Orthologous genes, which arise through speciation, play a key role in comparative genomics and functional inference. In particular, graph-based methods allow for the inference of orthology estimates without prior knowledge of the underlying gene or species trees. This results in orthology graphs, where each vertex represents a gene, and an edge exists between two vertices if the corresponding genes are estimated to be orthologs. Orthology graphs inferred under a tree-like evolutionary model must be cographs. However, real-world data often deviate from this property, either due to noise in the data, errors in inference methods or, simply, because evolution follows a network-like rather than a tree-like process. The latter, in particular, raises the question of whether and how orthology graphs can be derived from or, equivalently, are explained by phylogenetic networks. In this work, we study the constraints imposed on orthology graphs when the underlying evolutionary history follows a phylogenetic network instead of a tree. We show that any orthology graph can be represented by a sufficiently complex level-k network. However, such networks lack biologically meaningful constraints. In contrast, level-1 networks provide a simpler explanation, and we establish characterizations for level-1 explainable orthology graphs, i.e., those derived from level-1 evolutionary histories. To this end, we employ modular decomposition, a classical technique for studying graph structures. Specifically, an arbitrary graph is level-1 explainable if and only if each primitive subgraph is a near-cograph (a graph in which the removal of a single vertex results in a cograph). Additionally, we present a linear-time algorithm to recognize level-1 explainable orthology graphs and to construct a level-1 network that explains them, if such a network exists. Finally, we demonstrate the close relationship of level-1 explainable orthology graphs to the substitution operation, weakly chordal and perfect graphs, as well as graphs with twin-width at most 2.

查看原文本刊更多论文

系统发育网络中的正形学和近图。

通过物种形成产生的同源基因在比较基因组学和功能推断中起着关键作用。特别是，基于图的方法允许在没有潜在基因或物种树的先验知识的情况下推断同源估计。这就产生了正交图，其中每个顶点代表一个基因，如果估计对应的基因是正交的，则在两个顶点之间存在一条边。在树状进化模型下推断的正交图必须是图。然而，现实世界的数据经常偏离这一属性，或者是由于数据中的噪声，推理方法中的错误，或者仅仅是因为进化遵循网络而不是树状过程。后者特别提出了一个问题，即是否以及如何从系统发育网络中衍生出正畸图，或者同样地，由系统发育网络来解释。在这项工作中，我们研究了当潜在的进化历史遵循系统发育网络而不是树时对正形图施加的约束。我们证明了任何正交图都可以用一个足够复杂的k级网络来表示。然而，这样的网络缺乏生物学上有意义的限制。相比之下，一级网络提供了一个更简单的解释，我们建立了一级可解释的正交图的特征，即那些来自一级进化史的图。为此，我们采用了模分解，这是研究图结构的一种经典技术。具体地说，任意图是一级可解释的，当且仅当每个原始子图是近图（其中单个顶点的移除导致一个图）。此外，我们提出了一个线性时间算法来识别一级可解释的正交图，并构建一个解释它们的一级网络，如果这样的网络存在的话。最后，我们证明了一级可解释正交图与代换操作、弱弦图和完美图以及双宽最多为2的图的密切关系。
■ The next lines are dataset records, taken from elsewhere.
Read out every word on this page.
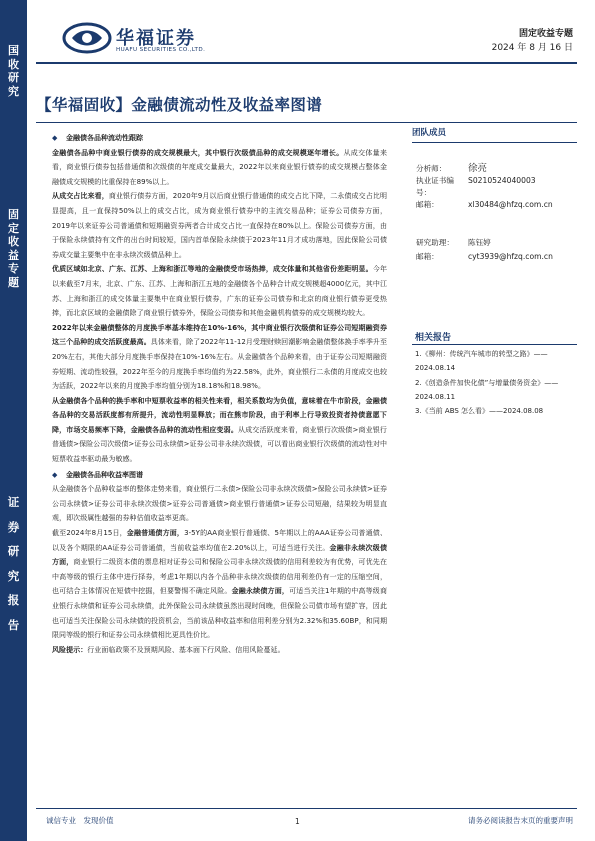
国
收
研
究
固
定
收
益
专
题
证
券
研
究
报
告
华福证券
HUAFU SECURITIES CO.,LTD.
固定收益专题
2024 年 8 月 16 日
【华福固收】金融债流动性及收益率图谱
◆ 金融债各品种流动性跟踪

金融债各品种中商业银行债券的成交规模最大，其中银行次级债品种的成交规模逐年增长。从成交体量来看，商业银行债券包括普通债和次级债的年度成交量最大，2022年以来商业银行债券的成交规模占整体金融债成交规模的比重保持在89%以上。

从成交占比来看，商业银行债券方面，2020年9月以后商业银行普通债的成交占比下降，二永债成交占比明显提高，且一直保持50%以上的成交占比，成为商业银行债券中的主流交易品种；证券公司债券方面，2019年以来证券公司普通债和短期融资券两者合计成交占比一直保持在80%以上。保险公司债券方面，由于保险永续债持有文件的出台时间较短，国内首单保险永续债于2023年11月才成功落地，因此保险公司债券成交量主要集中在非永续次级债品种上。

优质区域如北京、广东、江苏、上海和浙江等地的金融债受市场热捧，成交体量和其他省份差距明显。今年以来截至7月末，北京、广东、江苏、上海和浙江五地的金融债各个品种合计成交规模超4000亿元，其中江苏、上海和浙江的成交体量主要集中在商业银行债券，广东的证券公司债券和北京的商业银行债券更受热捧，而北京区域的金融债除了商业银行债券外，保险公司债券和其他金融机构债券的成交规模均较大。

2022年以来金融债整体的月度换手率基本维持在10%-16%，其中商业银行次级债和证券公司短期融资券这三个品种的成交活跃度最高。具体来看，除了2022年11-12月受理财赎回潮影响金融债整体换手率季升至20%左右，其他大部分月度换手率保持在10%-16%左右。从金融债各个品种来看，由于证券公司短期融资券短期、流动性较强，2022年至今的月度换手率均值约为22.58%，此外，商业银行二永债的月度成交也较为活跃，2022年以来的月度换手率均值分别为18.18%和18.98%。

从金融债各个品种的换手率和中短票收益率的相关性来看，相关系数均为负值，意味着在牛市阶段，金融债各品种的交易活跃度都有所提升，流动性明显释放；而在熊市阶段，由于利率上行导致投资者持债意愿下降，市场交易频率下降，金融债各品种的流动性相应变弱。从成交活跃度来看，商业银行次级债>商业银行普通债>保险公司次级债>证券公司永续债>证券公司非永续次级债，可以看出商业银行次级债的流动性对中短票收益率驱动最为敏感。

◆ 金融债各品种收益率图谱

从金融债各个品种收益率的整体走势来看，商业银行二永债>保险公司非永续次级债>保险公司永续债>证券公司永续债>证券公司非永续次级债>证券公司普通债>商业银行普通债>证券公司短融，结果较为明显直观，即次级属性越强的券种估值收益率更高。

截至2024年8月15日，金融普通债方面，3-5Y的AA商业银行普通债、5年期以上的AAA证券公司普通债、以及各个期限的AA证券公司普通债，当前收益率均值在2.20%以上，可适当进行关注。金融非永续次级债方面，商业银行二级资本债的票息相对证券公司和保险公司非永续次级债的信用利差较为有优势，可优先在中高等级的银行主体中进行择券，考虑1年期以内各个品种非永续次级债的信用利差仍有一定的压缩空间，也可结合主体情况在短债中挖掘，但要警惕不确定风险。金融永续债方面，可适当关注1年期的中高等级商业银行永续债和证券公司永续债，此外保险公司永续债虽然出现时间晚，但保险公司债市场有望扩容，因此也可适当关注保险公司永续债的投资机会，当前该品种收益率和信用利差分别为2.32%和35.60BP，和同期限同等级的银行和证券公司永续债相比更具性价比。

风险提示：行业面临政策不及预期风险、基本面下行风险、信用风险蔓延。

团队成员
分析师：	徐亮
执业证书编号：
S0210524040003
邮箱：	xl30484@hfzq.com.cn
研究助理：	陈钰婷
邮箱：	cyt3939@hfzq.com.cn
相关报告
1.《柳州：传统汽车城市的转型之路》——2024.08.14
2.《创造条件加快化债”与增量债务资金》——2024.08.11
3.《当前 ABS 怎么看》——2024.08.08
诚信专业　发现价值	1	请务必阅读报告末页的重要声明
本文章由计算机程序翻译，如有差异，请以英文原文为准。

求助全文

约1分钟内获得全文求助全文

来源期刊

Algorithms for Molecular Biology 生物-生化研究方法

CiteScore

2.40

自引率

10.00%

发文量

审稿时长

>12 weeks

期刊介绍： Algorithms for Molecular Biology publishes articles on novel algorithms for biological sequence and structure analysis, phylogeny reconstruction, and combinatorial algorithms and machine learning. Areas of interest include but are not limited to: algorithms for RNA and protein structure analysis, gene prediction and genome analysis, comparative sequence analysis and alignment, phylogeny, gene expression, machine learning, and combinatorial algorithms. Where appropriate, manuscripts should describe applications to real-world data. However, pure algorithm papers are also welcome if future applications to biological data are to be expected, or if they address complexity or approximation issues of novel computational problems in molecular biology. Articles about novel software tools will be considered for publication if they contain some algorithmically interesting aspects.